Hidung Elektronik Untuk Mendeteksi Gas Berbahaya Yang Dibuat Di Tiongkok

Editor: Redaksi author photo

 

KALBARNEWS.CO.ID (RUSIA) - Para ilmuwan dari Universitas Sains dan Teknologi Elektronik Tiongkok, Universitas Zhejiang, dan Universitas Sains dan Teknologi Kunming telah mengembangkan "hidung elektronik" yang ringkas, sebuah sistem yang dapat mendeteksi konsentrasi rendah gas berbahaya di udara dengan akurasi tinggi. Perangkat ini dianggap sebagai alat yang murah dan efisien untuk memantau polusi udara di fasilitas industri, lingkungan perkotaan, dan di dalam ruangan.


Deteksi senyawa organik volatil, seperti etanol, amonia, dan toluena, secara tepat dan cepat masih merupakan tantangan penting. Bahkan dalam konsentrasi rendah, zat-zat ini menimbulkan ancaman bagi kesehatan manusia dan lingkungan. 

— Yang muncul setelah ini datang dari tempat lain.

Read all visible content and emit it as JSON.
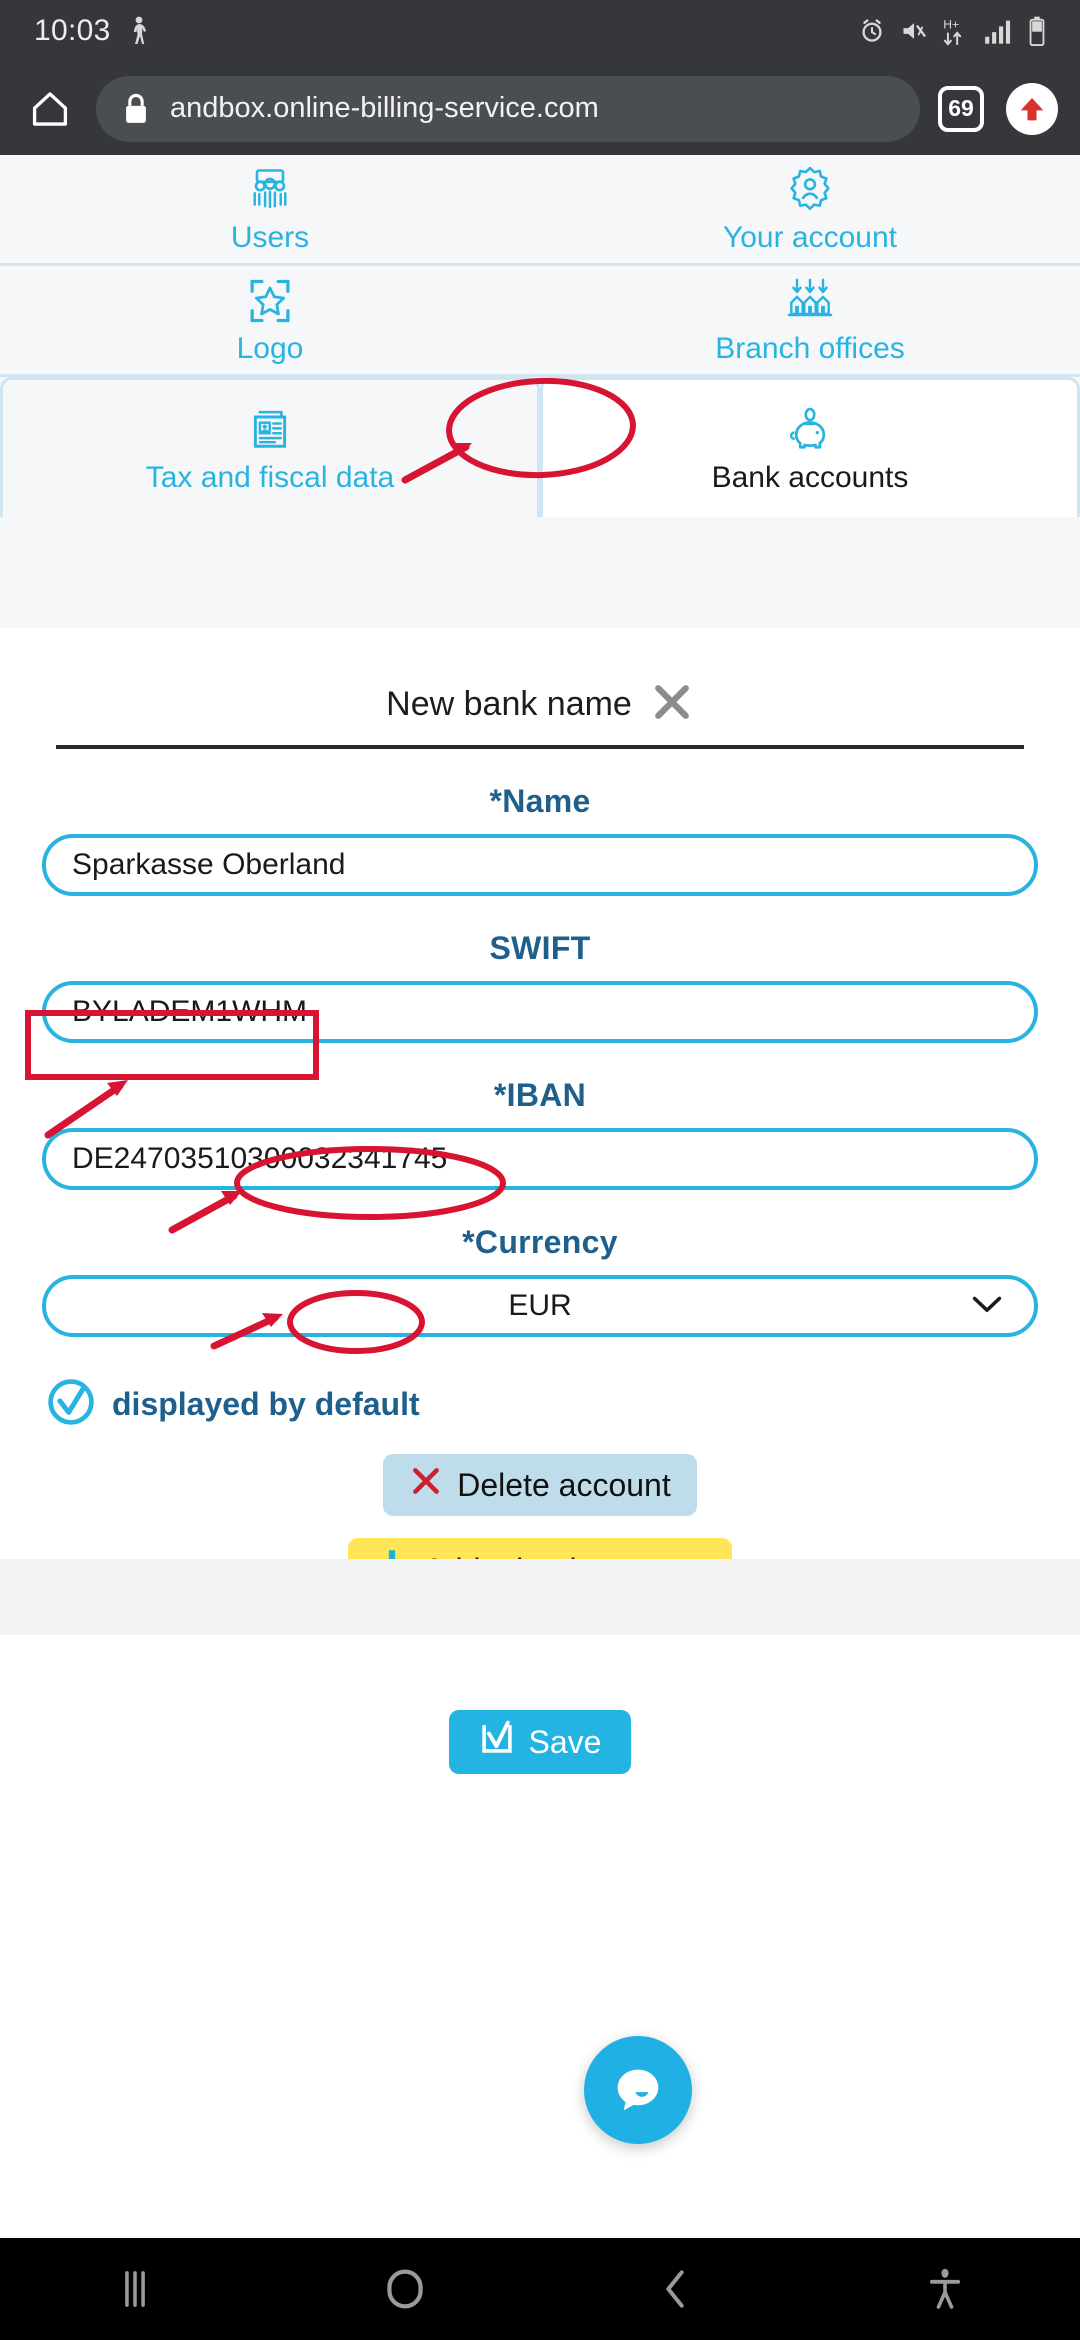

Meskipun metode analisis konvensional, termasuk kromatografi gas, memberikan akurasi tinggi, metode ini membutuhkan peralatan mahal dan persiapan yang kompleks, serta tidak dapat digunakan untuk pemantauan berkelanjutan di luar laboratorium. 



Para peneliti Tiongkok telah mengusulkan pendekatan yang lebih praktis: menggabungkan beberapa sensor gas yang mudah didapat dengan algoritma pembelajaran mesin untuk menciptakan sistem yang dapat mendeteksi ciri khas masing-masing gas dan campurannya.



Hidung elektronik ini dibangun dari enam sensor: empat sensor timah dioksida (SnO₂) yang tersedia secara komersial dan dua sensor skala laboratorium berbasis kobalt oksida (Co₃O₄) dan versi modifikasinya yang mengandung mangan (Mn-Co₃O₄). 


Material-material ini bereaksi berbeda terhadap keberadaan gas target, mengubah resistansi listriknya. Keragaman respons ini menciptakan efek penciuman kolektif, memungkinkan sistem untuk mendapatkan gambaran yang jauh lebih detail daripada yang dapat diperoleh oleh satu sensor saja.


Eksperimen dilakukan dalam ruang tertutup, di mana etanol, amonia, dan toluena dimasukkan pada konsentrasi mulai dari 2 hingga 10 bagian per juta, kisaran yang umum untuk emisi industri nyata. Setiap sensor mencatat perubahan resistansi dari waktu ke waktu, membentuk kurva respons individual. 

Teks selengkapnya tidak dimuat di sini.